I would like to build a pre-trained model using an already tokenized dataset. I store my data in JSONL format as described in the docs.

{"tokens": ["my", "tokenized", "data", "."]}
{"tokens": ["one", "more", "example", "."]}
...

As I understand, the text attribute is obligatory. (The CLI tool raises error trying to access text key). However, it seems that these lines use exactly one of these two keys:

def make_docs(nlp, batch, min_length, max_length):
    docs = []
    for record in batch:
        text = record["text"]
        if "tokens" in record:
            doc = Doc(nlp.vocab, words=record["tokens"])  # use tokens
        else:
            doc = nlp.make_doc(text)  # use "raw" text
        ... # the rest of the code

Is it possible to make the text key optional if tokens are provided? It is not a big deal to extend my data with something like {"text": null, "tokens": [...]} but it seems a bit clumsy taking into account that this fragment can be easily refactored to account both cases without explicitly asking for a missing key.

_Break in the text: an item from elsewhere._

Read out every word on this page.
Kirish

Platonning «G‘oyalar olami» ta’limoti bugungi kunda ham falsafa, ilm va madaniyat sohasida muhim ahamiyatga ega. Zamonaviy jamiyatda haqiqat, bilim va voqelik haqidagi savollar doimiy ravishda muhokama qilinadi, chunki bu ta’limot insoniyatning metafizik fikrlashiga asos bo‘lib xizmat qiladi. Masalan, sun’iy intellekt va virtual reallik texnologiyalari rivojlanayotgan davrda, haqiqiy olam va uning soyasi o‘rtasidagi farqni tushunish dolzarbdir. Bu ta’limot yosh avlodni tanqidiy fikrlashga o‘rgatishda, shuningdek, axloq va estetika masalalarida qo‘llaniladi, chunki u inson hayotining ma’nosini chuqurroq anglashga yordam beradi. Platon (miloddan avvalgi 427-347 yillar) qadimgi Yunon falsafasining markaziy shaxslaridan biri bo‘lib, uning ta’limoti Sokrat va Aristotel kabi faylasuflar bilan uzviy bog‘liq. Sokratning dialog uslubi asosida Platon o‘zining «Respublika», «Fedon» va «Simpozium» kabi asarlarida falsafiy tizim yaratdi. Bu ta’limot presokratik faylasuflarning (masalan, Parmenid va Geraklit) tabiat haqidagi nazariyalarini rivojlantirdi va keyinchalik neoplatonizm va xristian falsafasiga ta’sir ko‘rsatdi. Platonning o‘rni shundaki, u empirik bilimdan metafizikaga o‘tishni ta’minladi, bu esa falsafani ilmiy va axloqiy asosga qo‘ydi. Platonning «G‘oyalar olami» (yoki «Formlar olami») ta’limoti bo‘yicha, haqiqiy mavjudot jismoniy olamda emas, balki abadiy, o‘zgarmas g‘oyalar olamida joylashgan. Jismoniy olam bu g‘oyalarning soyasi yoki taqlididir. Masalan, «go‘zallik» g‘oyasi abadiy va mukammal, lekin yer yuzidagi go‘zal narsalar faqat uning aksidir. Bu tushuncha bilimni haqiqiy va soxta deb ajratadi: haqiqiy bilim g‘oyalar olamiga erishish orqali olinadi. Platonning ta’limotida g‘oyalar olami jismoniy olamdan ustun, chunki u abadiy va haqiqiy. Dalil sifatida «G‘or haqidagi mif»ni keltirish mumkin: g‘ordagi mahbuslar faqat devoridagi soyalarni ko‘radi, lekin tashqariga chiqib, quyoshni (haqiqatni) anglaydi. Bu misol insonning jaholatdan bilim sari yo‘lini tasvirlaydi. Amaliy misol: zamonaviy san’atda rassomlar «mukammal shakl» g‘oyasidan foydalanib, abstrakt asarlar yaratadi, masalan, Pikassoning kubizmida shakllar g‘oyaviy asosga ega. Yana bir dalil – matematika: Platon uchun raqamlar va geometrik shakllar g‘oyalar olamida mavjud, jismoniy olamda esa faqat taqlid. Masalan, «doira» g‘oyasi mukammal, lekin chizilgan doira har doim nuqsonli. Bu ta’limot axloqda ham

Or am I missing something and these keys are used in some other places also?

enhancement feat / cli help wanted help wanted (easy)

Source

devforfu

All 4 comments

In the code the text key is used only optional, since it is just used in the else part. So moving text = record["text"] in the else part should solve your issue and would make pre-training require either text or tokens instead of text and optional tokens.

Moreover the heads key (see these lines) isn't documented at all in the CLI docs.

BreakBB on 8 May 2019

👍1

Yes, that's what I was talking about. The text attributed is forced while it is not really required and can be accessed only in the second branch of the conditional logic. Also, a good point about heads thing.

devforfu on 8 May 2019

Yes, good point – moving text = record["text"] into the else should be fine. If you want to submit a PR with this, that'd be great! 👍